Special to The PREVIEW

Come and join us for this interesting discussion of how the female role has changed in the past 60 years on April 27 at 10:30 a.m. at the Sisson Library.

Check with Brad, the librarian, as to the availability of the book “When Everything Changed.”

In the latter part of the 1960s, I personally got married and went into the credit department at Marshall Field’s in Chicago to inform them that I wanted to change the name on my credit card to my new married name. I was told to fill out a new application with my husband’s employment history, etc.
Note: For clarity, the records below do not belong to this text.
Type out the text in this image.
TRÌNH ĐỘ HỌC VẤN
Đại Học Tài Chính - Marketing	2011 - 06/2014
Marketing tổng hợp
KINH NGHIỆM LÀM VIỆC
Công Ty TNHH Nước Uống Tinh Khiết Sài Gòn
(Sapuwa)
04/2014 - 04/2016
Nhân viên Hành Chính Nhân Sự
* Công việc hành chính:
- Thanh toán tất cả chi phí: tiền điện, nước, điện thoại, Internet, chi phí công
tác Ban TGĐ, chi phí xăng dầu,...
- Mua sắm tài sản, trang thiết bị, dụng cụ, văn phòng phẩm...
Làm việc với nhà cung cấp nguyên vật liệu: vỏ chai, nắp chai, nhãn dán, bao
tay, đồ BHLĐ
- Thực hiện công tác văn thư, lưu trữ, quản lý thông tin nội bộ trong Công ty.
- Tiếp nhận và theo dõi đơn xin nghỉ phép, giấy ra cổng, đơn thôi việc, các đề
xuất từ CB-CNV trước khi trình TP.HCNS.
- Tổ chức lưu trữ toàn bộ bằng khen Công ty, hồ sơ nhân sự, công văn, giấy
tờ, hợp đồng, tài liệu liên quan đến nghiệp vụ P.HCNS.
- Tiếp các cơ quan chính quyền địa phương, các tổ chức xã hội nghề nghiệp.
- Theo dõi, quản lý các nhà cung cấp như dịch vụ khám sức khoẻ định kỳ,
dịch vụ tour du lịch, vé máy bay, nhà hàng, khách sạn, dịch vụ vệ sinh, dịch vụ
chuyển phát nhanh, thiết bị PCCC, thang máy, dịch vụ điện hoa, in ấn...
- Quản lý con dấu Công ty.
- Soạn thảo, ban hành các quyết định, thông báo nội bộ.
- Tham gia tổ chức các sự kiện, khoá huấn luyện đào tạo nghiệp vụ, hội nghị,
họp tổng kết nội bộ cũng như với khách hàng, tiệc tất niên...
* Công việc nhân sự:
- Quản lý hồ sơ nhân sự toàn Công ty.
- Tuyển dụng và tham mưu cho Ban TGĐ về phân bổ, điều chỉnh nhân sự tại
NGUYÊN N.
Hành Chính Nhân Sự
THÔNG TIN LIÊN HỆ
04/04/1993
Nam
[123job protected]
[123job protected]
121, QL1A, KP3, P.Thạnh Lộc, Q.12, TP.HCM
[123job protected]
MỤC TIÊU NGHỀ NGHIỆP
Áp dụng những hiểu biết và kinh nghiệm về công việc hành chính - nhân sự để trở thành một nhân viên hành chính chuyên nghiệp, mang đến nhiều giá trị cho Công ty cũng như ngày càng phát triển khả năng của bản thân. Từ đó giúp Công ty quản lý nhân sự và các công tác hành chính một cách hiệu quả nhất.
I took the application and left the credit card in my name until Marshall Field’s was bought out by Macy’s.

Gail Collins is a columnist for the New York Times Op-Ed page and her book “When Everything Changed,” gives us a fantastic summary of politics, fashion, popular culture, work, sex, families and economics from 1960 to 2008, when Hillary Clinton ran for president.

Did you have friends who were airline stewardesses who could not be married, had to be 25 or older, single, size 4 and be checked frequently for weight gain? When the Equal Employment Opportunity Commission was established, its first complaints were from the stewardesses.

Some names of leaders in the movement that many of us lived through and experienced are Rosa Parks; Gloria Steinem; Wilma Mankiller, a Cherokee; Margaret Chase Smith, a Maine senator; and female Supreme Court justices Sandra Day O’Connor and Ruth Bader Ginsburg.

Yes, we now have female doctors, lawyers, engineers, pilots, foot soldiers fighting beside men, CEOs, politicians, news broadcasters, CPAs, etc. However, are women today receiving the same pay as men?